Rubio, a U.S. citizen, credits U.S. immigration law for his decision to fight his son's suspension.
"You can't just walk in and become a citizen," he said. "They make you take this government test. I studied for that test, and I learned that in America, they can't punish you unless you violate a written policy."
Rubio said he remembered that lesson on Nov. 28, when he received a call from Endeavor Alternative saying his son had been suspended.
"So I went to the principal and said, 'My son, he's not suspended for fighting, right? He's not suspended for disrespecting anyone. He's suspended for speaking Spanish in the hall?' So I asked her to show me the written policy about that. But they didn't have" one.
Rubio then called the superintendent of the Turner Unified School District, which operates the school. The district immediately rescinded Zach's suspension, local media reported. The superintendent did not respond to several requests to comment for this article.
Since then, the issue of speaking Spanish in the hall has not been raised at the school, Zach said. "I know it would be, like, disruptive if I answered in Spanish in the classroom. I totally don't do that. But outside of class now, the teachers are like, 'Whatever.' "
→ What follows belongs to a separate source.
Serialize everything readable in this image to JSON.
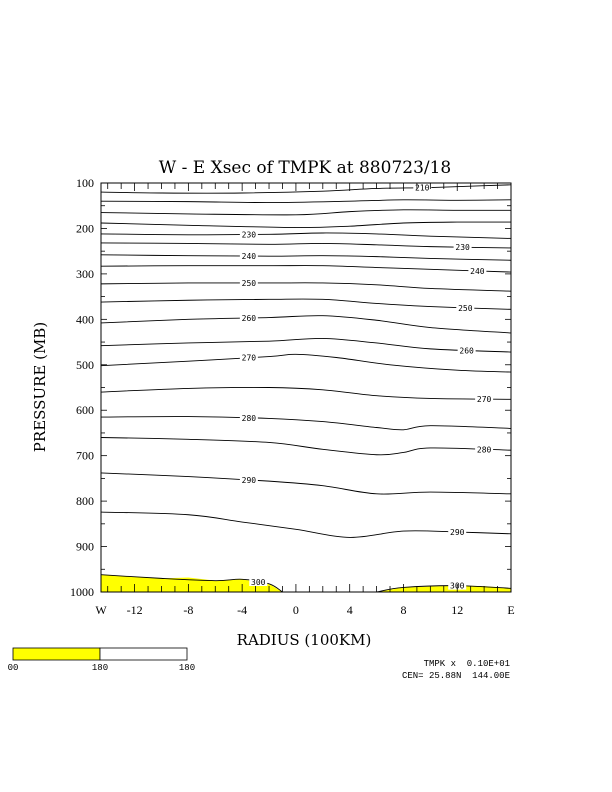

For Zach's father, and for the Hispanic organizations that have expressed concern, the suspension is not a closed case. "Obviously they've violated his civil rights," said Chuck Chionuma, a lawyer in Kansas City, Mo., who is representing the Rubio family. "We're studying what form of legal redress will correct the situation."
Said Rubio: "I'm mainly doing this for other Mexican families, where the legal status is kind of shaky and they are afraid to speak up. Punished for speaking Spanish? Somebody has to stand up and say: This is wrong."